Literary Scotland torn apart over Kelman spat
Outburst about genre fiction divides normally sedate world of letters
Outburst about genre fiction divides normally sedate world of letters
By Jasper Hamill in the Sunday Herald.
IT STARTED with a brutal put-down from James Kelman,(pic left), one of Scotland's greatest writers, directed towards the likes of JK Rowling and Ian Rankin. Now it has turned into one of the country's biggest literary spats with some of Scotland's best-known writers lining up on both sides - some taking pot shots at Kelman, others backing the outspoken novelist.

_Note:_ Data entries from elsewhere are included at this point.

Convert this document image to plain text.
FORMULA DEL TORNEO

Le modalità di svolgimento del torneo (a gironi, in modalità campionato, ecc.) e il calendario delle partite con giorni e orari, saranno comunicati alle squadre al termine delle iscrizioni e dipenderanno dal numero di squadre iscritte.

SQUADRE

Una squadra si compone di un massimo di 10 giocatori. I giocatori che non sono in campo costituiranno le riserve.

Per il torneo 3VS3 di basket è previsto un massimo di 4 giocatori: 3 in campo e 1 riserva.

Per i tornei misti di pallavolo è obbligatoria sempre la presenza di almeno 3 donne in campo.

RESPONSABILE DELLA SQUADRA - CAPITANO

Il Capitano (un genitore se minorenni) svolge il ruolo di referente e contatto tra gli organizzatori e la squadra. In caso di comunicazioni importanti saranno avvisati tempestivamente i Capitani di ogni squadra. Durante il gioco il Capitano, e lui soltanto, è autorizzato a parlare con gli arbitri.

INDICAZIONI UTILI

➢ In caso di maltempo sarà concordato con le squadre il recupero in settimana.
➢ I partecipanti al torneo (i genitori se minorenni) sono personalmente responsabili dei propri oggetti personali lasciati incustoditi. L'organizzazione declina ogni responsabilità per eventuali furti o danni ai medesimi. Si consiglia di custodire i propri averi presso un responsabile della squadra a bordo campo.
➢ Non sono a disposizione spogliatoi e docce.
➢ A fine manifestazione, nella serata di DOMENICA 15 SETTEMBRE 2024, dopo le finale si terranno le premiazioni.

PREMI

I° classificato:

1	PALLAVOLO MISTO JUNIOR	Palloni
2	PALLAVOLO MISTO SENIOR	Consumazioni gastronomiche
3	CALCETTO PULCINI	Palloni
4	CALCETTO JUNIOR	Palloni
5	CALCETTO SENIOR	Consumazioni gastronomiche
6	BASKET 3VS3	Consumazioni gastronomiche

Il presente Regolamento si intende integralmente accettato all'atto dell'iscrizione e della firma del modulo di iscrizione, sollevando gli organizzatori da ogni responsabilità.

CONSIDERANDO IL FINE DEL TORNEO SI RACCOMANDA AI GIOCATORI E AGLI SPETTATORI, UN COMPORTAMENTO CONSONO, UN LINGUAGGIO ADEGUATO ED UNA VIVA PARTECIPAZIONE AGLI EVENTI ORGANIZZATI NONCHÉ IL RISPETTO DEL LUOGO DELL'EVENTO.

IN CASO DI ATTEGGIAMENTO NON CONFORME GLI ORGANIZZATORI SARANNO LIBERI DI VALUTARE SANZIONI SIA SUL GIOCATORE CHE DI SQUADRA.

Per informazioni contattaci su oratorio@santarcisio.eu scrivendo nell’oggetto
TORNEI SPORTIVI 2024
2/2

Kelman, a Booker Prize winner, made his blistering attack at the Edinburgh Book Festival by deriding Scotland's obsession with "upper middle-class young magicians" and "f****** detective fiction". He went on to target the whole of the Scottish literary establishment.
Singling out this country's failure to embrace its "radical traditions" and its insistence on doling out praise to "mediocre" writers, he bemoaned a commercialised literary scene in thrall to Harry Potter and Rebus.

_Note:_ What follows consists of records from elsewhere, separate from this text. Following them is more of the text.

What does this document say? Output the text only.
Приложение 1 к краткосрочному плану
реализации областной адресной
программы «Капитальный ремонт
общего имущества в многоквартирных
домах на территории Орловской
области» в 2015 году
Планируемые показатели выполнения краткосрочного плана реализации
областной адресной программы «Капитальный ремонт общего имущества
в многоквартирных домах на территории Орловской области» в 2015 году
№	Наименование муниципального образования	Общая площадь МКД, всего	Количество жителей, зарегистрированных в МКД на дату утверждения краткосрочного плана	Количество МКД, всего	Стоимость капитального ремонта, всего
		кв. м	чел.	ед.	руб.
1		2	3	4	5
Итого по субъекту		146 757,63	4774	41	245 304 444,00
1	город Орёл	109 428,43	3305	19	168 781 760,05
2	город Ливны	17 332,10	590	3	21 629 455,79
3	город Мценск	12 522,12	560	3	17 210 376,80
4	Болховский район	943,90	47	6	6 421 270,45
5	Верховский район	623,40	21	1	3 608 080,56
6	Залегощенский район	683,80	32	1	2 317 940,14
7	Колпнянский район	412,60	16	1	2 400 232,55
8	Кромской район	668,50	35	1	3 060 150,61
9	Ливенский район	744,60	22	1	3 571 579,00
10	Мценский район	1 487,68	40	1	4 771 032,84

"If the Nobel Prize came from Scotland they would give it to a writer of f****** detective fiction, or else some kind of child writer, or something that was not even new when Enid Blyton was writing The Faraway Tree, because she was writing about some upper middle-class young magician or some f****** crap," he said.
Contemporary literature, he said, was "derided and sneered at by the Scottish literary establishment" who were "Anglocentric" and bent on ignoring the edgier talent that is right under their noses - citing poet Tom Leonard as an example of one such cruelly marginalised Scot.
The outburst has caused bitter divisions in the normally sedate Scottish world of letters. Chief among the opponents of Kelman's position is Michael Schmidt, an acclaimed poet and writer as well as the founder of Carcanet Press, the editor of the PN Review, and professor of poetry at Glasgow University, as well as the convenor of the university's prestigious creative writing programme.
Schmidt said: "His whole approach does sound exceedingly Stalinist. It so disparages the common reader. People who like Rankin and the Harry Potter books genuinely read them for pleasure.
"We all hate the commercialisation of literature, but Ian Rankin writes very competently and the Harry Potter books are very entertaining. I don't know if we should feel they are in any way degrading to the high culture we find ourselves participating in and advocating."
Schmidt also claimed Kelman cannot get excited about new writers, instead constantly name-checking friends in his close circle, made up exclusively of working-class Glaswegians.
Schmidt added: "When you get a really major figure like Alistair Gray, you don't see him fulminating like this. Instead, you find him a very generous spirit excited by new writing. He does not surround himself with rancour.
"There is a parochialism that says Scotland first, and there is an internal parochialism that says Glasgow first, and then Glasgow working-class first. Each time you get into a smaller parochialism, the more authoritarian the feel of the language is."
Kelman's main target was so-called "genre fiction" - writing that sticks to well-known conventions, such as the detective story - and generally avoids experimentation with form or language. Many fear genre fiction is now Scotland's greatest literary export, crowding out more cutting-edge work.